Une Défense du sentimentalisme : émotions, motivations et valeurs

par Samuel Lepine

Thèse de doctorat en Philosophie

Sous la direction de Denis Forest et de Claude Gautier.

Soutenue le 21-11-2016

à Lyon , dans le cadre de École doctorale de philosophie (Lyon) , en partenariat avec Université Jean Moulin (Lyon) (établissement opérateur de soutenance) .

Le président du jury était Laurent Jaffro.

Le jury était composé de Denis Forest, Claude Gautier, Luc Faucher, Laurent Jaffro, Stéphane Lemaire, Fabrice Teroni.

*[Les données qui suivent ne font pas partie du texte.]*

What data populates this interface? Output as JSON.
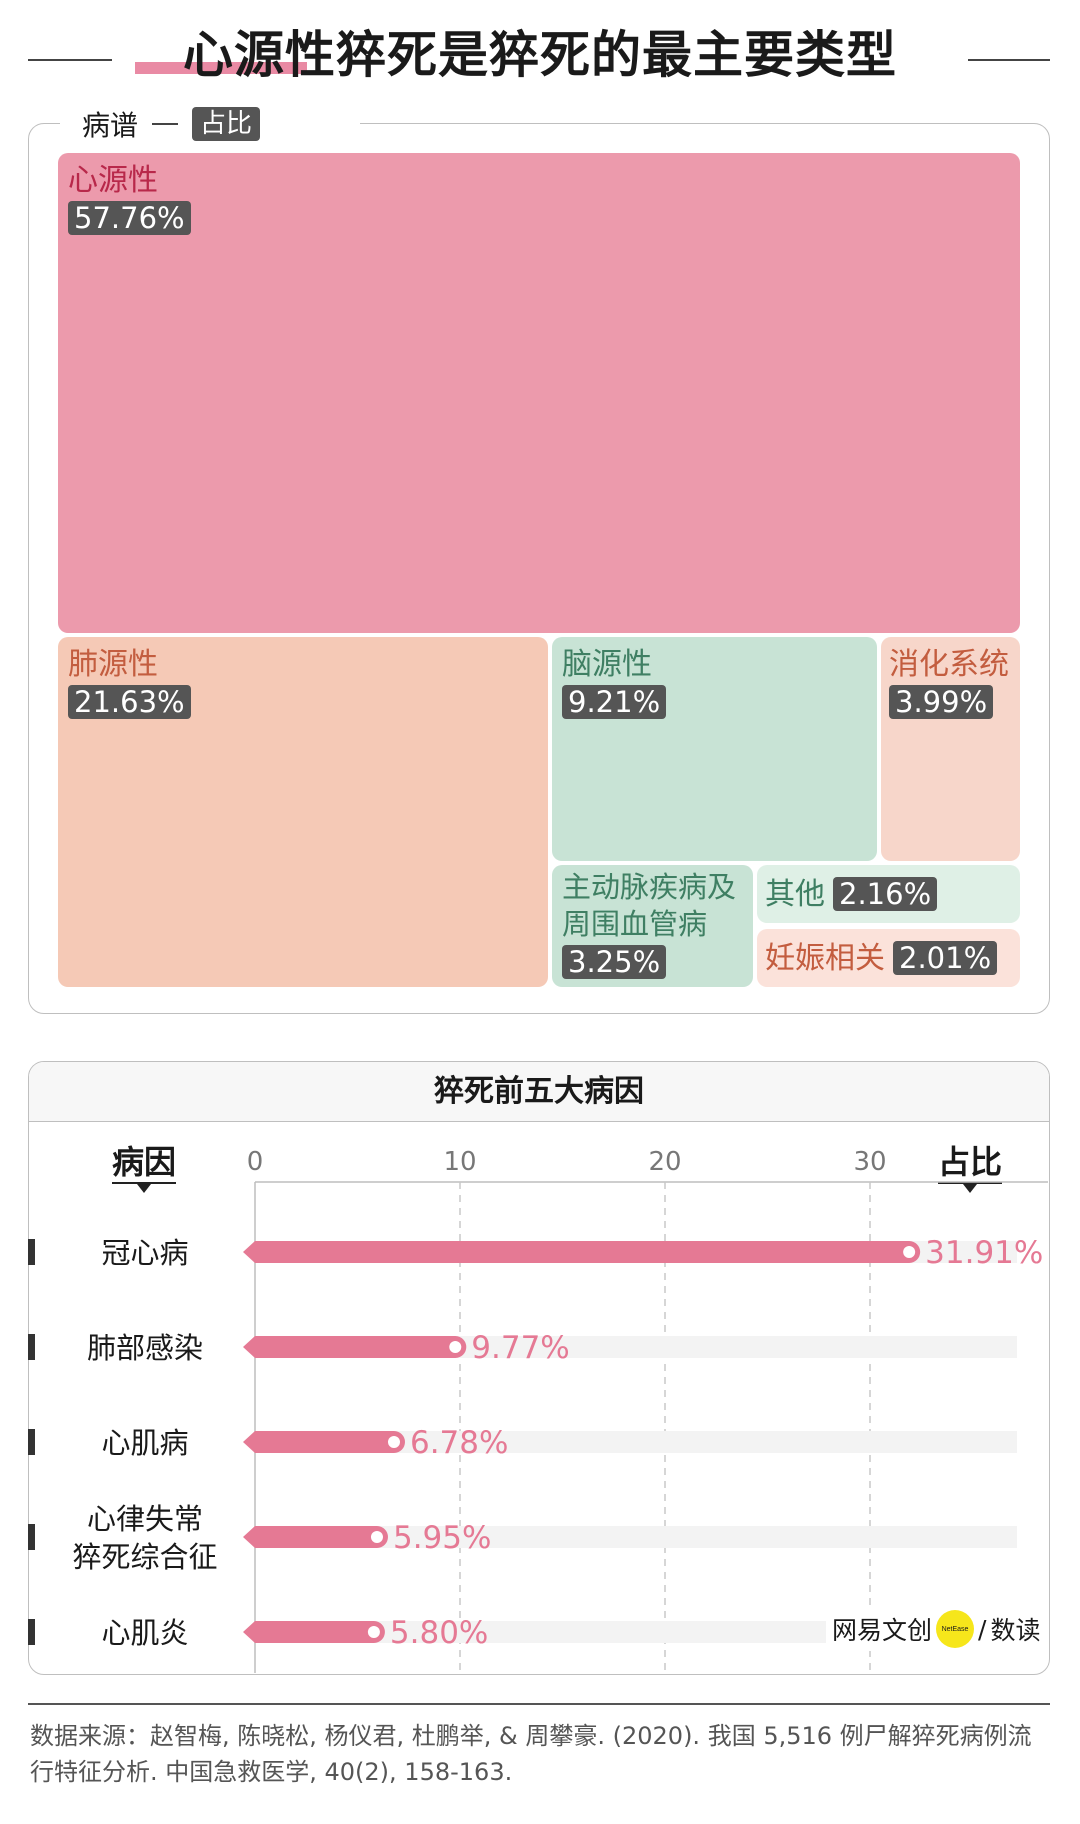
{
  "title": "心源性猝死是猝死的最主要类型",
  "legend": {
    "label": "病谱",
    "tag": "占比"
  },
  "treemap": [
    {
      "name": "心源性",
      "pct": "57.76%",
      "value": 57.76,
      "color": "#ec9aac"
    },
    {
      "name": "肺源性",
      "pct": "21.63%",
      "value": 21.63,
      "color": "#f5c9b6"
    },
    {
      "name": "脑源性",
      "pct": "9.21%",
      "value": 9.21,
      "color": "#c8e3d5"
    },
    {
      "name": "消化系统",
      "pct": "3.99%",
      "value": 3.99,
      "color": "#f7d6ca"
    },
    {
      "name": "主动脉疾病及周围血管病",
      "pct": "3.25%",
      "value": 3.25,
      "color": "#c8e3d5"
    },
    {
      "name": "其他",
      "pct": "2.16%",
      "value": 2.16,
      "color": "#dff0e6"
    },
    {
      "name": "妊娠相关",
      "pct": "2.01%",
      "value": 2.01,
      "color": "#fbe2da"
    }
  ],
  "panel2": {
    "title": "猝死前五大病因",
    "col_left": "病因",
    "col_right": "占比"
  },
  "chart_data": {
    "type": "bar",
    "title": "猝死前五大病因",
    "xlabel": "占比",
    "ylabel": "病因",
    "categories": [
      "冠心病",
      "肺部感染",
      "心肌病",
      "心律失常\n猝死综合征",
      "心肌炎"
    ],
    "values": [
      31.91,
      9.77,
      6.78,
      5.95,
      5.8
    ],
    "value_labels": [
      "31.91%",
      "9.77%",
      "6.78%",
      "5.95%",
      "5.80%"
    ],
    "x_ticks": [
      "0",
      "10",
      "20",
      "30"
    ],
    "xlim": [
      0,
      37.5
    ],
    "grid": "vertical dashed",
    "bar_color": "#e57994"
  },
  "brand": {
    "left": "网易文创",
    "circle": "NetEase",
    "slash": "/",
    "right": "数读"
  },
  "source": "数据来源：赵智梅, 陈晓松, 杨仪君, 杜鹏举, & 周攀豪. (2020). 我国 5,516 例尸解猝死病例流行特征分析. 中国急救医学, 40(2), 158-163."
}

Les rapporteurs étaient Laurent Jaffro, Fabrice Teroni.


  • Résumé

    Ce travail propose une présentation et une défense du "sentimentalisme", c’est-à-dire de la théorie philosophique selon laquelle les émotions constituent notre principal accès aux valeurs, et la source de nos jugements évaluatifs. Après avoir brièvement retracé les origines historiques de ce courant (Shaftesbury, Hutcheson, Hume, et Adam Smith), j’examine la littérature psychologique et philosophique actuelle portant sur les émotions. Je propose une définition de la fonction des émotions, en soutenant que ce sont des "attitudes" corporelles et cognitives dotées d’une intentionnalité évaluative. Elles nous permettent ainsi d’apprécier la valeur des objets en fonction de leur pertinence pour nos états motivationnels, tels que nos désirs ou nos sentiments. Je procède ensuite à une analyse des conséquences épistémologiques et métaphysiques que l’on peut dériver de cette thèse. Je montre que les émotions sont susceptibles de jouer un rôle crucial dans notre connaissance des valeurs, en étudiant le débat relatif aux "conditions de correction" des émotions. Je propose de distinguer ici deux caractérisations des conditions de correction qui ne sont généralement pas explicitées dans les débats actuels, que j’appelle la conception "indépendantiste" et la conception "motivationnelle". J’argumente en faveur de la deuxième approche, et je défends la thèse selon laquelle les émotions constituent un accès fiable aux valeurs, lorsqu’elles sont basées sur des motivations qui sont elles-mêmes correctes ou appropriées. Selon cette approche, les valeurs doivent être comprises comme des propriétés réelles et relationnelles. Je m’intéresse enfin plus particulièrement au rôle que les émotions sont susceptibles de jouer dans les jugements moraux. Après avoir écarté les théories innéistes au sujet de la morale, je soutiens que les émotions sont des conditions nécessaires au développement de la moralité.

  • Titre traduit

    In Defense of sentimentalism : emotions, motivations and values


  • Résumé

    This dissertation is both a presentation and a defense of "sentimentalism", the philosophical theory according to which emotions constitute our main access to values, and the source of our evaluative judgments. After considering briefly the historical origins of this philosophical approach (Shaftesbury, Hutcheson, Hume, and Adam Smith), I review the current psychological and philosophical literature about emotions. I define the function of emotions, arguing that they are bodily and cognitive "attitudes" that possess an evaluative intentionality. They allow us to appraise the value of objects according to their relevance for our motivational states, like our desires or sentiments. I proceed then to an analysis of the epistemological and metaphysical consequences that we can draw from this thesis. I show that emotions are likely to play a crucial role in our knowledge of values, focusing on the debate about the "correctness conditions" of emotions. I propose a distinction between two characterizations of correctness conditions, which are generally not explicit in the literature, and which I name the "independence" approach and the "motivational" approach. I argue in favor of the latter and I defend the thesis that emotions constitute a reliable access to values, when they are based on motivations that are themselves correct or appropriate. According to this view, values should be conceived as real and relational properties. Finally, I consider the role which emotions may play in our moral judgments in particular. After having rejected nativist accounts of our moral competence, I claim that emotions are necessary conditions to the development of our moral life.